While most edited volumes focus on themes, this collection’s theme arises from the life’s work of acclaimed historian Sir Brian Harrison: his interests, methods, and underlying philosophy. An Emeritus Fellow at Corpus Christi College and formerly editor of the Oxford Dictionary of National Biography, Harrison has deeply shaped the understanding of reform in modern British history. The contributors to Reform and Its Complexities in Modern Britain honour Harrison’s contribution to social and political history, and speak to the complex and conflicting forces that moved diverse peoples to undertake and oppose “reform,” a term laden with ideological baggage. Among the ten essays that comprise the collection are fresh examinations of the history of juvenile delinquency, the animal protection movement, and the Dictionary of National Biography itself.

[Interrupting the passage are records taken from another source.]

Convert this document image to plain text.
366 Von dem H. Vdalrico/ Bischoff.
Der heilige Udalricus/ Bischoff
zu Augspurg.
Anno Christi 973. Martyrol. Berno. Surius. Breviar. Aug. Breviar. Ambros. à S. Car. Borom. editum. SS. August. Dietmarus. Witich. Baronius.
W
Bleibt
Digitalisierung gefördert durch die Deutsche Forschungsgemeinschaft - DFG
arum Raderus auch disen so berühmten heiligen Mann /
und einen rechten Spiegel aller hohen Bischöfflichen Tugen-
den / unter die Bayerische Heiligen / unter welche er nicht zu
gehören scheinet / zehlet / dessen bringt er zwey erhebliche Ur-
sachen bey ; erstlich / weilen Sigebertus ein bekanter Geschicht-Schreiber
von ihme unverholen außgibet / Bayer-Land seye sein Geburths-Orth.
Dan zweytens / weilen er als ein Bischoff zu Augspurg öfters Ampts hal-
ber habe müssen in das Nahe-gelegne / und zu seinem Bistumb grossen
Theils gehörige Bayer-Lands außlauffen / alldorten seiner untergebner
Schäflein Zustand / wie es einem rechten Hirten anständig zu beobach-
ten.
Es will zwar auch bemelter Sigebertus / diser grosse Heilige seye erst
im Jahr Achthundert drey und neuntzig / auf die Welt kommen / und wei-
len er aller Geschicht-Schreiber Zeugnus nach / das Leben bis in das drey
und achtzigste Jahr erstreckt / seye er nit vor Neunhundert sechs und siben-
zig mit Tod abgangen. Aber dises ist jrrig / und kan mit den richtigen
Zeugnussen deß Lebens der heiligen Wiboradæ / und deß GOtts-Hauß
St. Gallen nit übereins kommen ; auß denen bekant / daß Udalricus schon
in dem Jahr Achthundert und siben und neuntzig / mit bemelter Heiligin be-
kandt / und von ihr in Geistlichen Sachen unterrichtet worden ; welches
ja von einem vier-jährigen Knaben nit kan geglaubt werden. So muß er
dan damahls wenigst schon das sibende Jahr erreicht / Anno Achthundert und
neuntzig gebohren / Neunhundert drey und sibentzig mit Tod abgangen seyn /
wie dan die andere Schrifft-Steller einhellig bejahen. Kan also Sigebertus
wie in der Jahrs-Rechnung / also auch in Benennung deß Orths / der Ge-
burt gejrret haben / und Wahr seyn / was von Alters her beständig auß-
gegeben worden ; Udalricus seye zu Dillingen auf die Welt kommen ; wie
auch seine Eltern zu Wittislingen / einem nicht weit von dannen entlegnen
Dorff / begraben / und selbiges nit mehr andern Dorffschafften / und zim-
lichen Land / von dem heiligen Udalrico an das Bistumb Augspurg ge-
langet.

Rector Trainor has authored a chapter of the book which uses Exeter College as a case study of the substantial but incomplete 19th-century reform of the two ancient English universities. “Another Look at Victorian University Reform: The Case of Exeter College Oxford” examines Exeter’s prominent role in the reform process to illuminate the factors which propelled and inhibited change in these Victorian universities. Rector Trainor explores how a range of internal and external factors – such as Fellows’ desires for increased academic rigour and national political pressure, respectively – partially transformed Exeter, previously a relatively academically obscure college, during the Victorian period, into an institution far more focused on advanced secular research than it had been in the early 19th century.
Reform and Its Complexities in Modern Britain: Essays Inspired by Sir Brian Harrison is an innovative tribute to Harrison’s six decades of illuminating change and continuity in British society in all of its knottiness.